El que no sólo es en sí mismo la infinitud, sino que quiere donarnos sus inmensidades infinitas. Aquella infinitud que nos libra a nosotros del poder esclavizador de las fuerzas del alma humana (que siendo finitas nos fantasean una infinitud en su hambrienta insaciabilidad), y nos eleva sobre la mísera dosis de un humanismo armónico, en el que todo está tan preformado y ajustado que llega a hacerse estrecho y oprimente; nos levanta sobre la única infinitud que puede el hombre con alguna apariencia de verdad atribuirse: la infinitud de su impotencia y de su finitud.

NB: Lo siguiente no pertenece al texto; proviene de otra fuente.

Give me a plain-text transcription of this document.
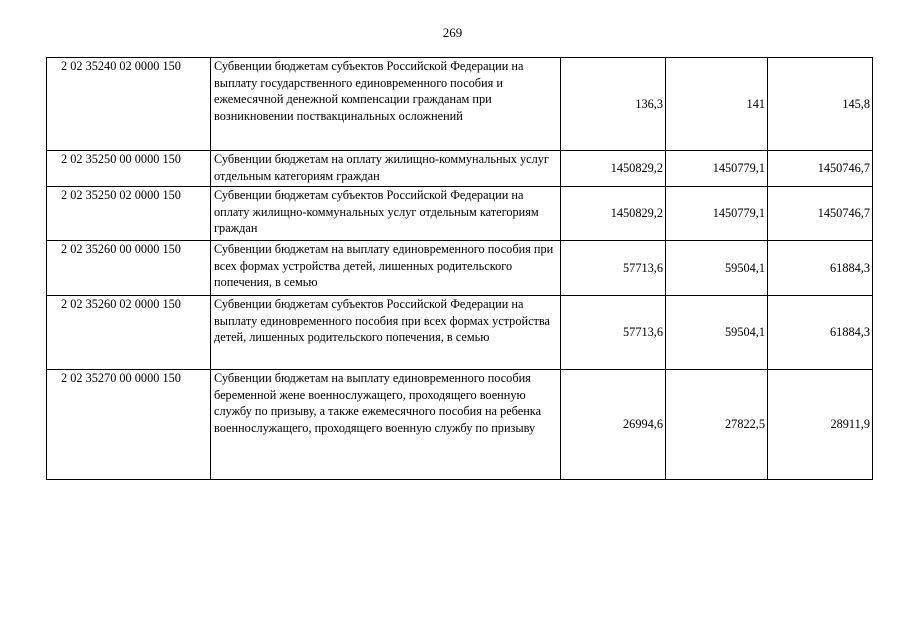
269
2 02 35240 02 0000 150	Субвенции бюджетам субъектов Российской Федерации на выплату государственного единовременного пособия и ежемесячной денежной компенсации гражданам при возникновении поствакцинальных осложнений	136,3	141	145,8
2 02 35250 00 0000 150	Субвенции бюджетам на оплату жилищно-коммунальных услуг отдельным категориям граждан	1450829,2	1450779,1	1450746,7
2 02 35250 02 0000 150	Субвенции бюджетам субъектов Российской Федерации на оплату жилищно-коммунальных услуг отдельным категориям граждан	1450829,2	1450779,1	1450746,7
2 02 35260 00 0000 150	Субвенции бюджетам на выплату единовременного пособия при всех формах устройства детей, лишенных родительского попечения, в семью	57713,6	59504,1	61884,3
2 02 35260 02 0000 150	Субвенции бюджетам субъектов Российской Федерации на выплату единовременного пособия при всех формах устройства детей, лишенных родительского попечения, в семью	57713,6	59504,1	61884,3
2 02 35270 00 0000 150	Субвенции бюджетам на выплату единовременного пособия беременной жене военнослужащего, проходящего военную службу по призыву, а также ежемесячного пособия на ребенка военнослужащего, проходящего военную службу по призыву	26994,6	27822,5	28911,9
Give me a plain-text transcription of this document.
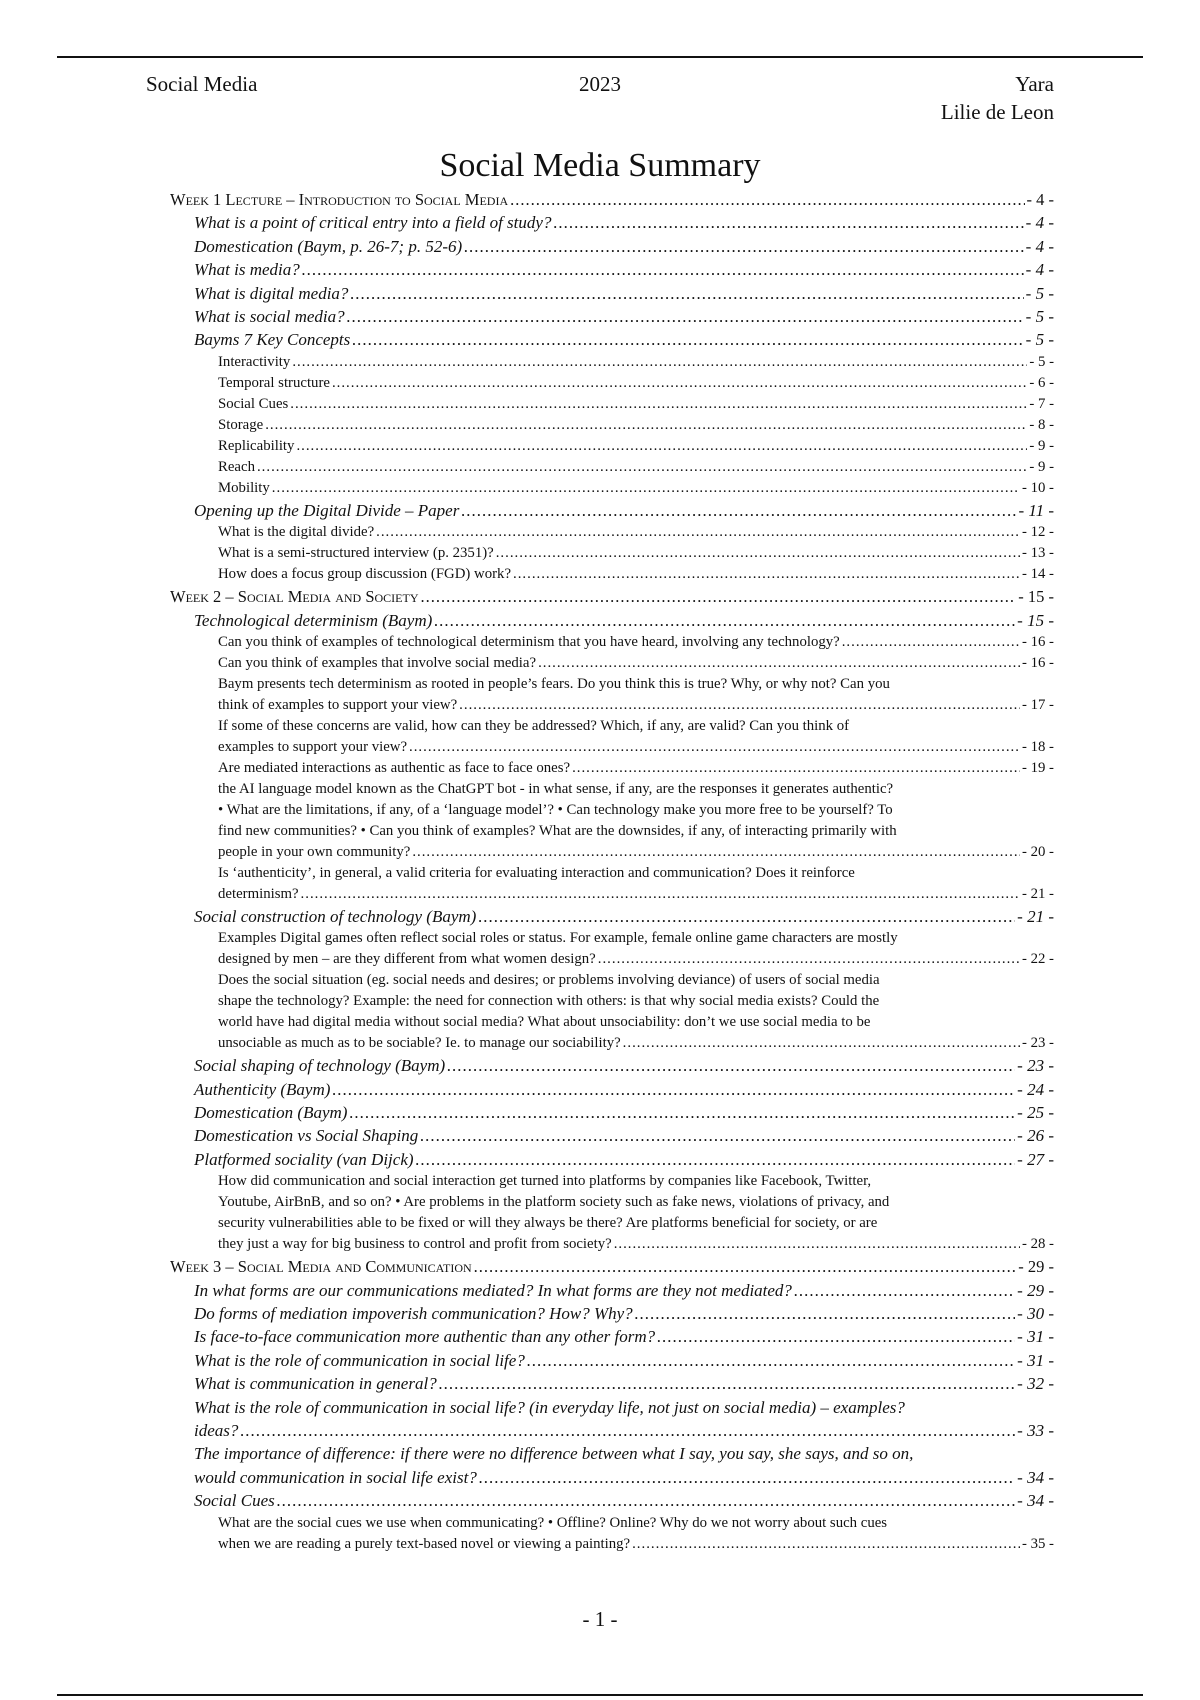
Social Media	2023	Yara
Lilie de Leon
Social Media Summary
Week 1 Lecture – Introduction to Social Media .....	- 4 -
What is a point of critical entry into a field of study? .....	- 4 -
Domestication (Baym, p. 26-7; p. 52-6) .....	- 4 -
What is media? .....	- 4 -
What is digital media? .....	- 5 -
What is social media? .....	- 5 -
Bayms 7 Key Concepts .....	- 5 -
Interactivity .....	- 5 -
Temporal structure .....	- 6 -
Social Cues .....	- 7 -
Storage .....	- 8 -
Replicability .....	- 9 -
Reach .....	- 9 -
Mobility .....	- 10 -
Opening up the Digital Divide – Paper .....	- 11 -
What is the digital divide? .....	- 12 -
What is a semi-structured interview (p. 2351)? .....	- 13 -
How does a focus group discussion (FGD) work? .....	- 14 -
Week 2 – Social Media and Society .....	- 15 -
Technological determinism (Baym) .....	- 15 -
Can you think of examples of technological determinism that you have heard, involving any technology? .....	- 16 -
Can you think of examples that involve social media? .....	- 16 -
Baym presents tech determinism as rooted in people’s fears. Do you think this is true? Why, or why not? Can you
think of examples to support your view? .....	- 17 -
If some of these concerns are valid, how can they be addressed? Which, if any, are valid? Can you think of
examples to support your view? .....	- 18 -
Are mediated interactions as authentic as face to face ones? .....	- 19 -
the AI language model known as the ChatGPT bot - in what sense, if any, are the responses it generates authentic?
• What are the limitations, if any, of a ‘language model’? • Can technology make you more free to be yourself? To
find new communities? • Can you think of examples? What are the downsides, if any, of interacting primarily with
people in your own community? .....	- 20 -
Is ‘authenticity’, in general, a valid criteria for evaluating interaction and communication? Does it reinforce
determinism? .....	- 21 -
Social construction of technology (Baym) .....	- 21 -
Examples Digital games often reflect social roles or status. For example, female online game characters are mostly
designed by men – are they different from what women design? .....	- 22 -
Does the social situation (eg. social needs and desires; or problems involving deviance) of users of social media
shape the technology? Example: the need for connection with others: is that why social media exists? Could the
world have had digital media without social media? What about unsociability: don’t we use social media to be
unsociable as much as to be sociable? Ie. to manage our sociability? .....	- 23 -
Social shaping of technology (Baym) .....	- 23 -
Authenticity (Baym) .....	- 24 -
Domestication (Baym) .....	- 25 -
Domestication vs Social Shaping .....	- 26 -
Platformed sociality (van Dijck) .....	- 27 -
How did communication and social interaction get turned into platforms by companies like Facebook, Twitter,
Youtube, AirBnB, and so on? • Are problems in the platform society such as fake news, violations of privacy, and
security vulnerabilities able to be fixed or will they always be there? Are platforms beneficial for society, or are
they just a way for big business to control and profit from society? .....	- 28 -
Week 3 – Social Media and Communication .....	- 29 -
In what forms are our communications mediated? In what forms are they not mediated? .....	- 29 -
Do forms of mediation impoverish communication? How? Why? .....	- 30 -
Is face-to-face communication more authentic than any other form? .....	- 31 -
What is the role of communication in social life? .....	- 31 -
What is communication in general? .....	- 32 -
What is the role of communication in social life? (in everyday life, not just on social media) – examples?
ideas? .....	- 33 -
The importance of difference: if there were no difference between what I say, you say, she says, and so on,
would communication in social life exist? .....	- 34 -
Social Cues .....	- 34 -
What are the social cues we use when communicating? • Offline? Online? Why do we not worry about such cues
when we are reading a purely text-based novel or viewing a painting? .....	- 35 -
- 1 -
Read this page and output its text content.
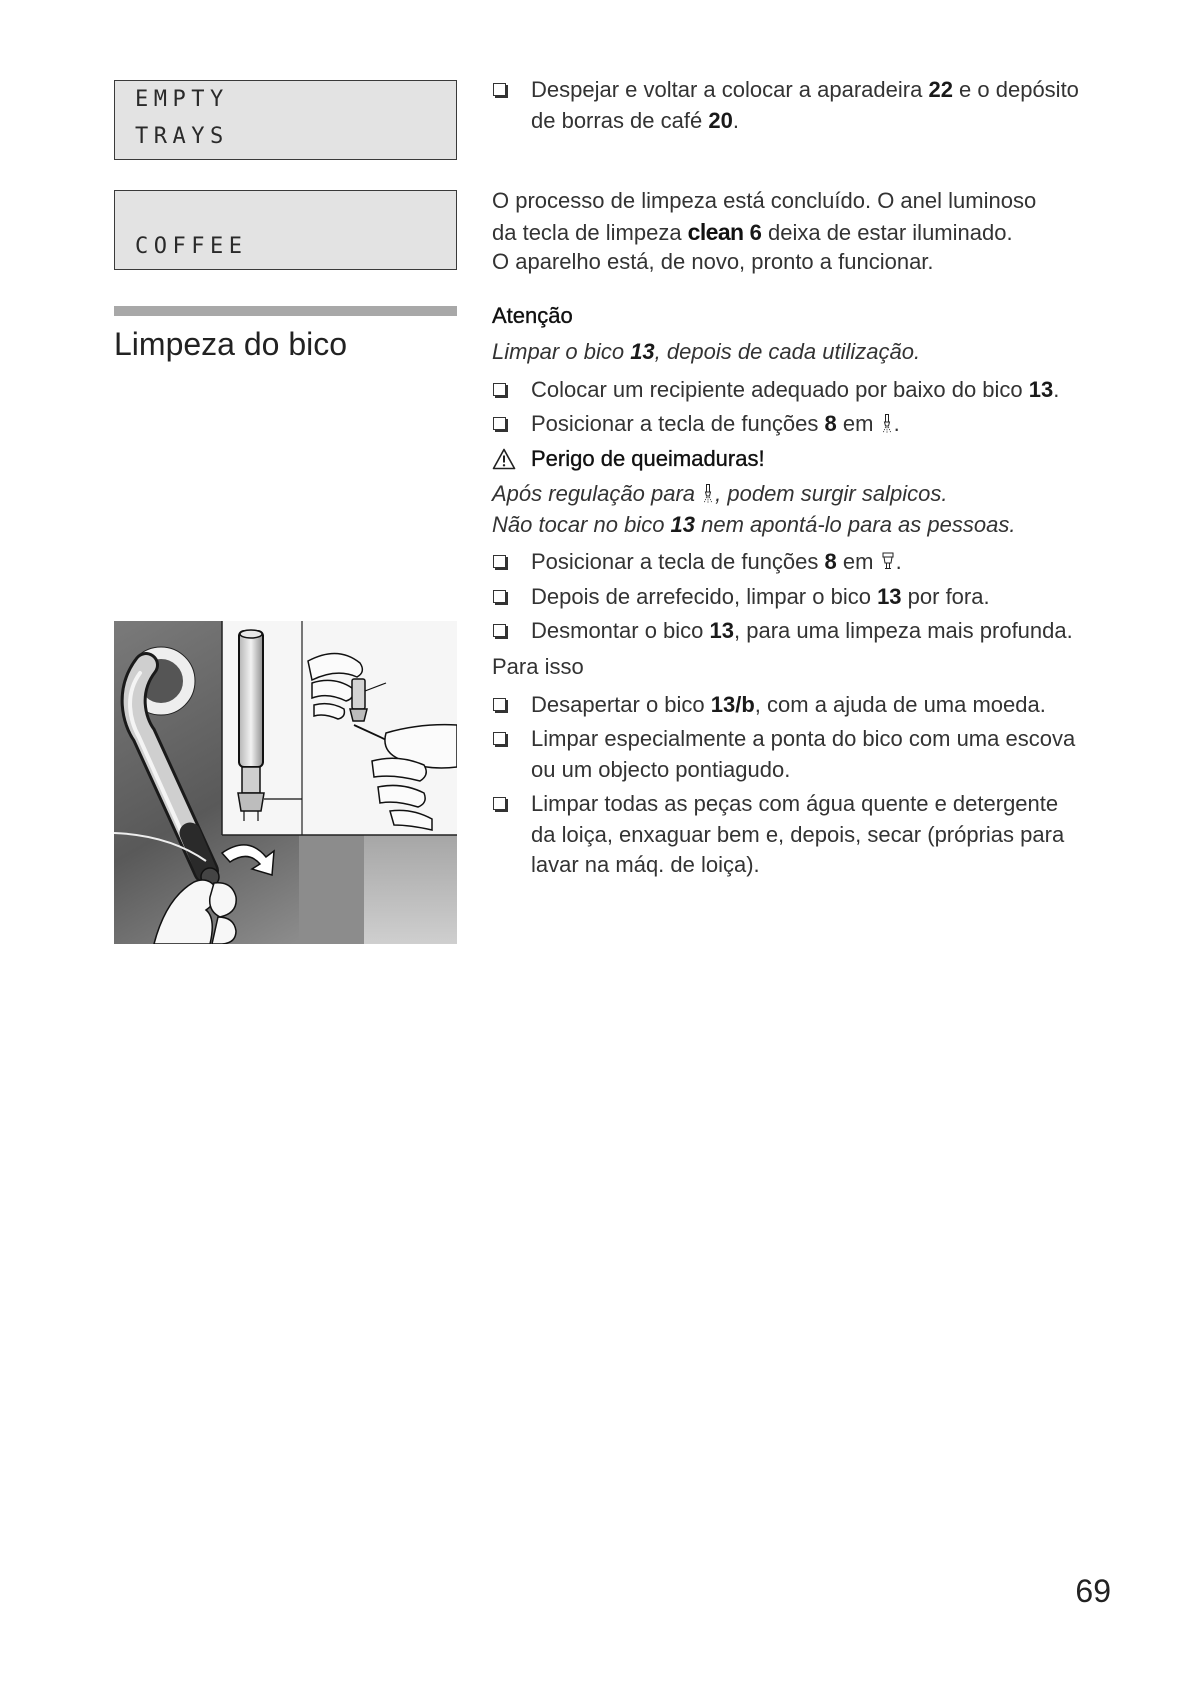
EMPTY
TRAYS
COFFEE
Limpeza do bico
Despejar e voltar a colocar a aparadeira 22 e o depósito
de borras de café 20.
O processo de limpeza está concluído. O anel luminoso
da tecla de limpeza clean 6 deixa de estar iluminado.
O aparelho está, de novo, pronto a funcionar.
Atenção
Limpar o bico 13, depois de cada utilização.
Colocar um recipiente adequado por baixo do bico 13.
Posicionar a tecla de funções 8 em .
Perigo de queimaduras!
Após regulação para , podem surgir salpicos.
Não tocar no bico 13 nem apontá-lo para as pessoas.
Posicionar a tecla de funções 8 em .
Depois de arrefecido, limpar o bico 13 por fora.
Desmontar o bico 13, para uma limpeza mais profunda.
Para isso
Desapertar o bico 13/b, com a ajuda de uma moeda.
Limpar especialmente a ponta do bico com uma escova
ou um objecto pontiagudo.
Limpar todas as peças com água quente e detergente
da loiça, enxaguar bem e, depois, secar (próprias para
lavar na máq. de loiça).
69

Dios está en nosotros. Y no simplemente como el eterno Tú que nos libera de la asfixiante soledad que ataraza el corazón; no sólo eso, que sería ya harta magnificencia y dicha. El está (¿nos atreveremos a decirlo, sin que nos asalte el vértigo de la divinización, al par que caemos por tierra ante Él, pegado nuestro rostro al polvo de nuestra radical diferencia de Él, para adorarle?), Él está en nosotros, no sólo como el Tú liberador, sino más aún como Aquél sin el cual no podemos comprendernos hasta el fondo a nosotros mismos, en nuestro propio Yo; como Aquél que está a nuestro lado cuando creemos verle o llamarle desde lejos; como Aquél que completamente libre y permaneciendo enteramente Él mismo, ha llegado a ser en nosotros, en dignación misericordiosa con su misma realidad, con su gracia increada, a ser aquello que nos hace comprender lo que ahora somos: participantes de la naturaleza divina por la graciosa participación del ser y vida divinos.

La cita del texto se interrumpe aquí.